There is evidence though that the Petitioner was aware of the subdivision of the suit premises. Indeed it would appear that the Petitioner only started to question the subdivision by the Ruigi after his house fell on the side of the deceased’s suit premises. The Petitioner therefore was all along aware of the subdivision and cannot therefore claim fraud. In any event if as he claims that the deceased prevailed upon Ruigi by tricks and fraud to transfer to himself the suit premises, one would then have expected that the said Ruigi will be in the forefront of suing the deceased. However according to the evidence of the Petitioner, when he confronted him over the issue, Ruigiadvised him to sue. If that were true, then one would have imagined that the Petitioner would have wished the said Ruigi to be on his side at least as a witness. What did the Petitioner do instead? He filed suit against the deceased and the said Ruigi jointly. Why would he sue Ruigi if his complaint was that he was misled into transferring the suit premises to the deceased by the deceased.
HCCC No. 15 of 1978 had a serious bearing on this cause. However for reasons that I am unable to fathom, none of the parties saw the need to tender in evidence the proceedings of that case. To my mind it behoved the Petitioner to tender into evidence the details of such case. After all it was him who had initiated the same. Much as he claimed to have abandoned the same, there is evidence however that following the death of the deceased he was substituted in the suit by his wife, the protester. Indeed the Petitioner himself confirmed under cross-examination that the suit is still pending in court. Why did the Petitioner not wish this court to see the proceedings of that case? Is it possible perhaps that the matters in this cause are also directly in issue in that case? Perhaps with attendant consequences. One too would have wished to see the basis and or essence of that suit. The evidence shows that the saidRuigi died in 1980’s. Further, there is also evidence that the real beneficiary of the subdivision, Ngunjirithough alive according to the evidence of the Petitioner was not keen to pursue the claim. Indeed he never joined hands to sue the deceased alongside Ruigi. What does this tell us? I think the Petitioner’s claim is a make belief story.
In any event I do not think that this cause is the appropriate forum to canvass family trust. It is best left to be ventilated in our other civil courts. In succession causes, the court is ill equipped to deal with the concept of family trust and or clan land. Since HCCC 15 of 1978 is still alive, perhaps the issue of family trust is best left to be ventilated therein. After all the Protester has since been made a party to the suit in substitution of her deceased husband.
It would appear also that the Petitioner’s claim was anchored on the fact that after the subdivision by Ruigi, one portion was to go to their mother’s house. Indeed under cross-examination by Mr. Mugo, he categorically stated that “...... I am claiming from the deceased my mother’s share .....” Yet there is evidence that he never obtained a grant of letters of administration that would have enabled him pursue such claim on behalf of his mother if at all. Yet again, none of the Petitioner’s brothers who are alive and kicking have laid claim to the suit premises on that basis why?
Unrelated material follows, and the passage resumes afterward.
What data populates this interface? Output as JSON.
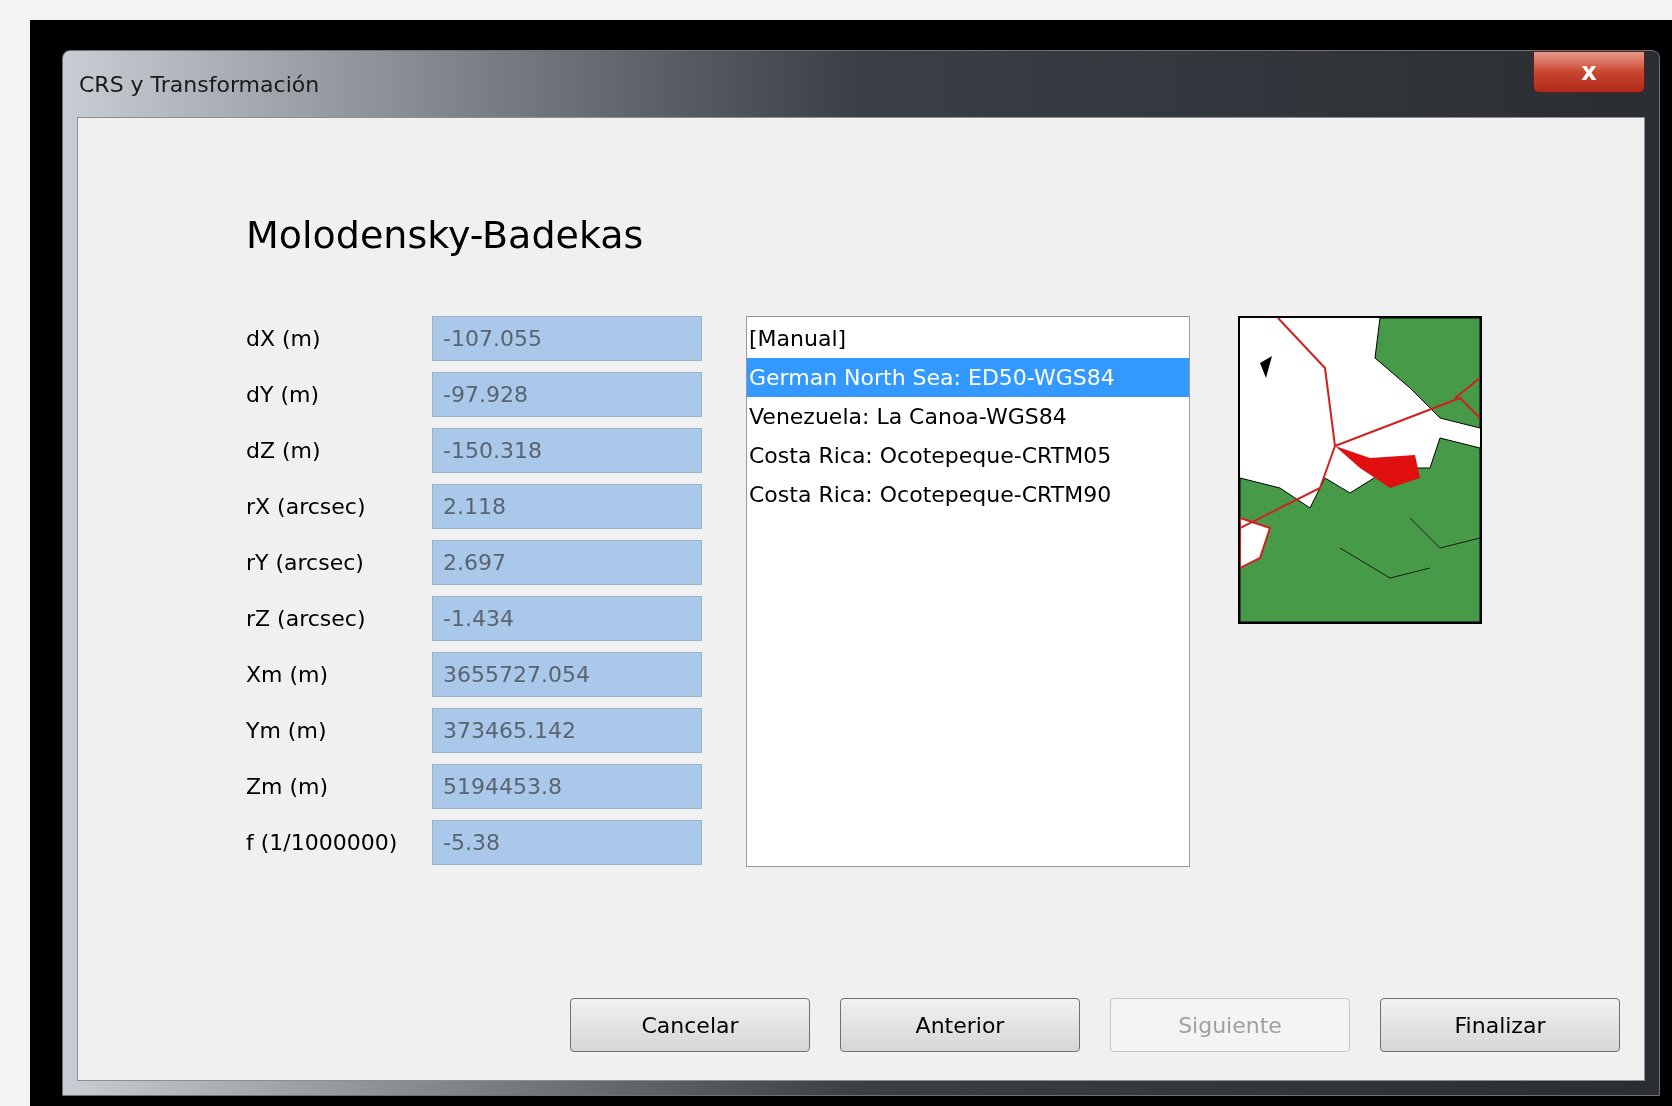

Is it because as the Protester said the said brothers know that the suit premises do not belong to them. That assumption cannot be ruled out completely.
The Petitioner did admit in his evidence that he was an adult person at the time of land consolidation and demarcation. Indeed he was then working. I find it hard to believe that the Petitioner would have allowed the deceased to have himself registered as aforesaid, fraudulently or not since 30th December 1976 going by the copy of the green card tendered in evidence and hardly do anything to assert his entitlement until 13th December 1994 when the deceased passed on. Of course there was HCCC 15 of 1978. However since the details of the said suit were not availed one cannot effectively say that the petitioner filed the said suit in order to ventilate his rights.
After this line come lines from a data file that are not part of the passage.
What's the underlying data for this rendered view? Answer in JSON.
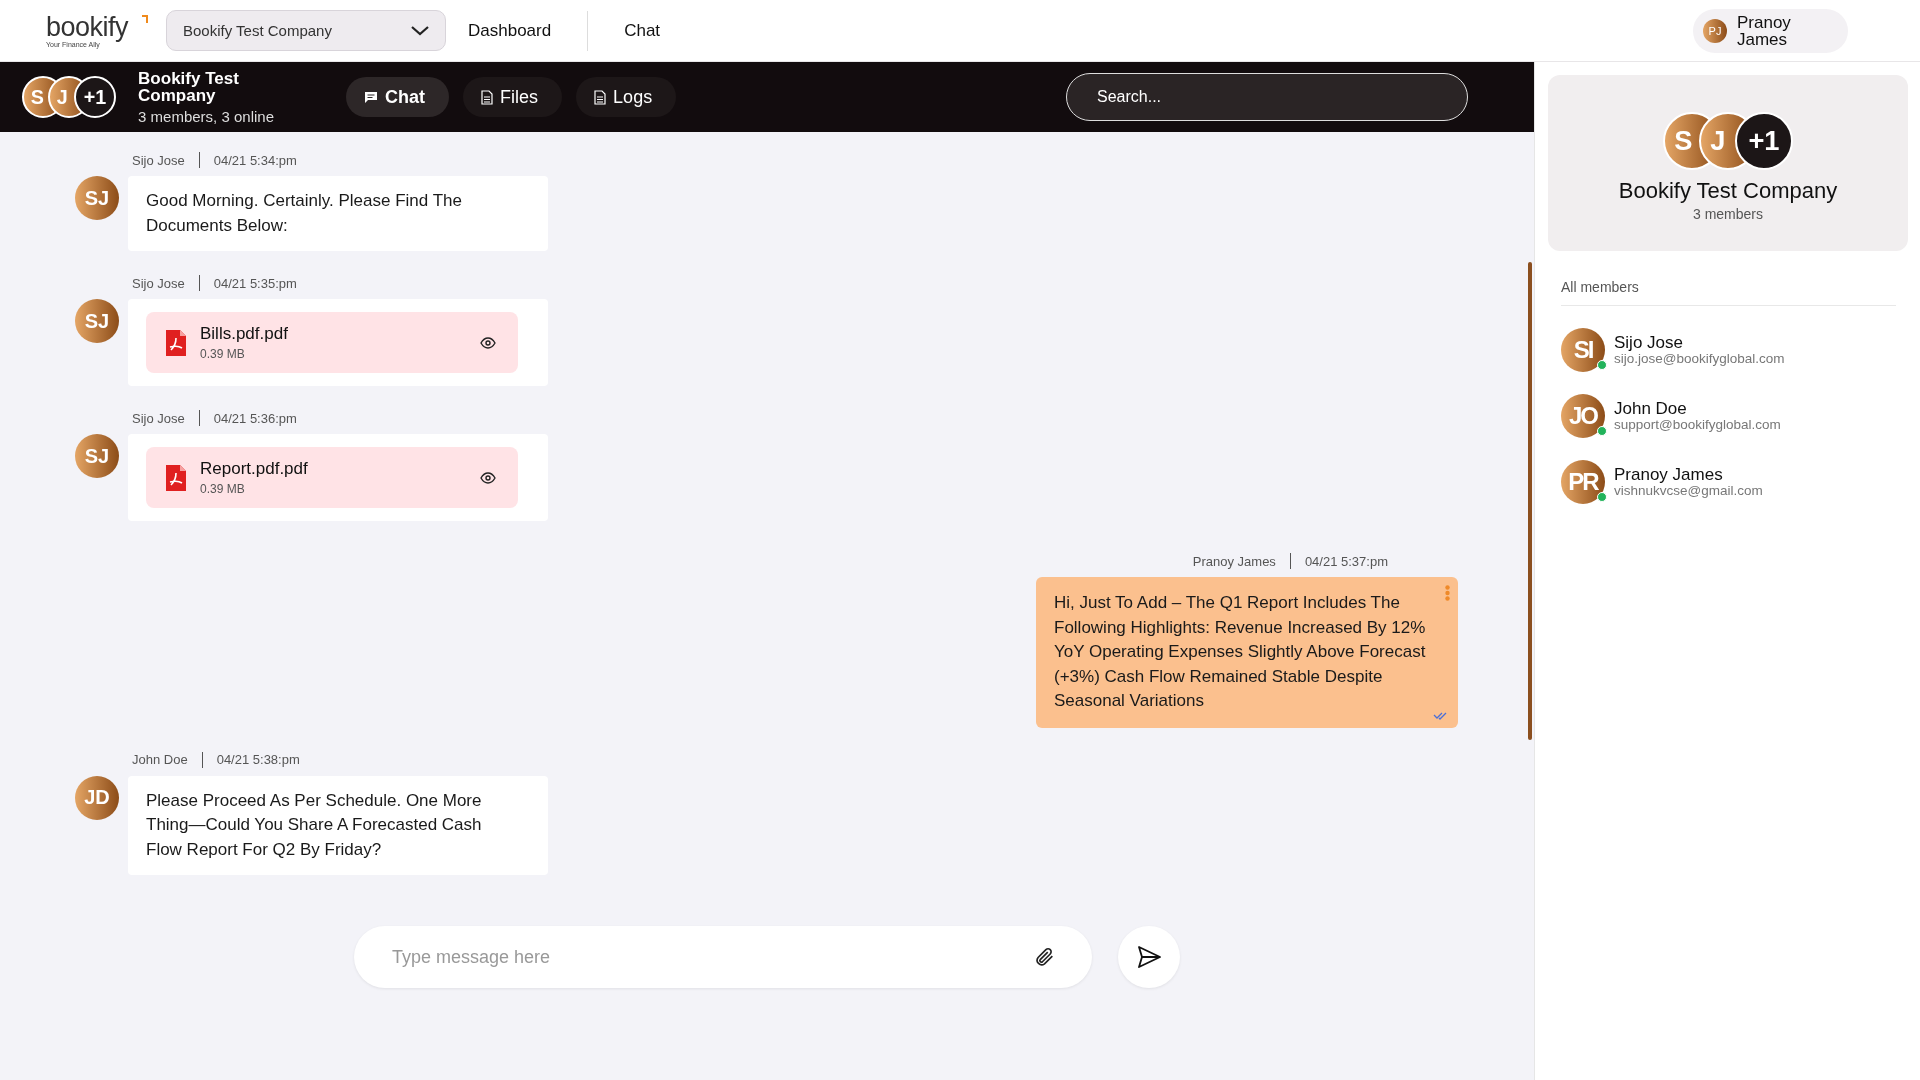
{
  "topbar": {
    "logo": "bookify",
    "tagline": "Your Finance Ally",
    "company_select": "Bookify Test Company",
    "nav": [
      {
        "label": "Dashboard"
      },
      {
        "label": "Chat"
      }
    ],
    "user": {
      "initials": "PJ",
      "name": "Pranoy James"
    }
  },
  "chat_header": {
    "avatars": [
      "S",
      "J",
      "+1"
    ],
    "title": "Bookify Test Company",
    "subtitle": "3 members, 3 online",
    "tabs": [
      {
        "label": "Chat",
        "selected": true,
        "kind": "chat"
      },
      {
        "label": "Files",
        "selected": false,
        "kind": "file"
      },
      {
        "label": "Logs",
        "selected": false,
        "kind": "file"
      }
    ],
    "search": {
      "placeholder": "Search..."
    }
  },
  "messages": [
    {
      "kind": "text",
      "outgoing": false,
      "sender": "Sijo Jose",
      "time": "04/21 5:34:pm",
      "avatar": "SJ",
      "text": "Good Morning. Certainly. Please Find The Documents Below:"
    },
    {
      "kind": "file",
      "outgoing": false,
      "sender": "Sijo Jose",
      "time": "04/21 5:35:pm",
      "avatar": "SJ",
      "file_name": "Bills.pdf.pdf",
      "file_size": "0.39 MB"
    },
    {
      "kind": "file",
      "outgoing": false,
      "sender": "Sijo Jose",
      "time": "04/21 5:36:pm",
      "avatar": "SJ",
      "file_name": "Report.pdf.pdf",
      "file_size": "0.39 MB"
    },
    {
      "kind": "text",
      "outgoing": true,
      "sender": "Pranoy James",
      "time": "04/21 5:37:pm",
      "text": "Hi, Just To Add – The Q1 Report Includes The Following Highlights: Revenue Increased By 12% YoY Operating Expenses Slightly Above Forecast (+3%) Cash Flow Remained Stable Despite Seasonal Variations"
    },
    {
      "kind": "text",
      "outgoing": false,
      "sender": "John Doe",
      "time": "04/21 5:38:pm",
      "avatar": "JD",
      "text": "Please Proceed As Per Schedule. One More Thing—Could You Share A Forecasted Cash Flow Report For Q2 By Friday?"
    }
  ],
  "composer": {
    "placeholder": "Type message here"
  },
  "group_panel": {
    "avatars": [
      "S",
      "J",
      "+1"
    ],
    "title": "Bookify Test Company",
    "subtitle": "3 members",
    "section": "All members",
    "members": [
      {
        "initials": "SI",
        "name": "Sijo Jose",
        "email": "sijo.jose@bookifyglobal.com",
        "online": true
      },
      {
        "initials": "JO",
        "name": "John Doe",
        "email": "support@bookifyglobal.com",
        "online": true
      },
      {
        "initials": "PR",
        "name": "Pranoy James",
        "email": "vishnukvcse@gmail.com",
        "online": true
      }
    ]
  }
}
The upshot of all the foregoing is that I am persuaded that the suit premises belong to the deceased’s estate. No sufficient evidence was led to show that the deceased’s estate holds the suit premises in trust for the Petitioner and his family. In any event this is not the forum for the ventilation of family trusts. How about costs? This being a family dispute, I do not think that it would be proper to burden any of them with costs. The Petitioner’s application for confirmation of grant is otherwise dismissed. I will however confirm the grant as per the affidavit of protest, that is to say, land parcel numbers Aguthi/Muruguru/818 and Ruguru/Gachika/200 shall otherwise go to the estate of the deceased represented in these proceedings by the Protester.